While I think HTML5 does offer some exciting features, I also think people
need to know the differences between what HTML5 is and more importantly, what
it is not.

Because even the graphic they show in the article ( _“HTML5″ is currently the
#1 job trend based on the fastest growing keywords found in online job
postings..._ ) says just how recruiters and job listings use that specific
term. 90% of the time I see that used, it's a keyword as just wanting you to
know general HTML, but they use the phrase HTML5 over "HTML" because it sounds
better.

For kicks, this site probably marks the biggest confusion that I always hear
with HTML5: [http://iscss3partofhtml5.com/](http://iscss3partofhtml5.com/)
_spoiler alert: NO._

EDIT: No clue why I'm being down-voted?
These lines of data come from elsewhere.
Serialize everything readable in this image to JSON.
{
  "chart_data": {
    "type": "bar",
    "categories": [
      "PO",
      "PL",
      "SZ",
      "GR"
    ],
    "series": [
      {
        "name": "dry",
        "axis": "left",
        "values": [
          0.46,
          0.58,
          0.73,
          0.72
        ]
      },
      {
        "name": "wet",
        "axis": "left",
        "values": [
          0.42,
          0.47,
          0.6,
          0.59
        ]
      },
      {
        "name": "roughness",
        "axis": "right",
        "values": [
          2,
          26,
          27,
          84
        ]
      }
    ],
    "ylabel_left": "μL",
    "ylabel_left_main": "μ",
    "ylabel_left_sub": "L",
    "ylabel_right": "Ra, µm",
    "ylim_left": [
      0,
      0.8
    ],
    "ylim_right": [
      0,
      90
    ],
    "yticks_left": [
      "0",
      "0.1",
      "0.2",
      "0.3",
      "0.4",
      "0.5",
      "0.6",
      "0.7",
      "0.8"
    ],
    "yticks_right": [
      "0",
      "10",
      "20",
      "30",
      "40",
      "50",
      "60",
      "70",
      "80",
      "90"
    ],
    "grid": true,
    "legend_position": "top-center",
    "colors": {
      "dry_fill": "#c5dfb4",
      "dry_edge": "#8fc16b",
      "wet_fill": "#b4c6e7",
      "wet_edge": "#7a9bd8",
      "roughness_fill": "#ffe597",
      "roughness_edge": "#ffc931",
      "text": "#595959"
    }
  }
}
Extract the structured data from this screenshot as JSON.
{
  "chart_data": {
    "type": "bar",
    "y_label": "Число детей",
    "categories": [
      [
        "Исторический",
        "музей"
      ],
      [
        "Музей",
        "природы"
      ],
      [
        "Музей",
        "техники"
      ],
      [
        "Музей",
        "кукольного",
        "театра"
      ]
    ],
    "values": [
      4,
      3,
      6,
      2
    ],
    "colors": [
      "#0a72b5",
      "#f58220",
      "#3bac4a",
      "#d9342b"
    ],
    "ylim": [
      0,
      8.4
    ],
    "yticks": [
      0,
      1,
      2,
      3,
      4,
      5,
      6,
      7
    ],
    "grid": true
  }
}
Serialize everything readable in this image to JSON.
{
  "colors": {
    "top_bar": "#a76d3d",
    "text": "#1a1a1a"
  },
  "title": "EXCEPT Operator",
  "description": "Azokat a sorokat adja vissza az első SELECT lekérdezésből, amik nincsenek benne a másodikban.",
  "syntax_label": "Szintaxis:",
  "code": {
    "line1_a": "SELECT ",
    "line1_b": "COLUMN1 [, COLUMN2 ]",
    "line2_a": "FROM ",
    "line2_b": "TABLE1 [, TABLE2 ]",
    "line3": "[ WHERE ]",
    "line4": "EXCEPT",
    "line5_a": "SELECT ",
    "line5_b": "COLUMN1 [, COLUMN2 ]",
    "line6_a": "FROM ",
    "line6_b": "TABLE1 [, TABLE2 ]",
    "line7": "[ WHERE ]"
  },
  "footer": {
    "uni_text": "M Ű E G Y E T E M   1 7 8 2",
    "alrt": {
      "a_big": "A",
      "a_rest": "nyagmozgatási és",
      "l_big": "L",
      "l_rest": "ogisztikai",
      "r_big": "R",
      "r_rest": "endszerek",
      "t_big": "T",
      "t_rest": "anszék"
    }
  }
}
As the perspective of a front-end
designer who just recently was very active in the job market, this was ALWAYS
the case. None of the companies were actually using true HTML5 features or
wanted to use true HTML5 features, they were just using CSS3 or jQuery.
Obviously it was just a recruiter trying to use buzz terms to describe knowing
general HTML.

------
Ticktacks
I'd rather recommend learning to make Google Glass apps.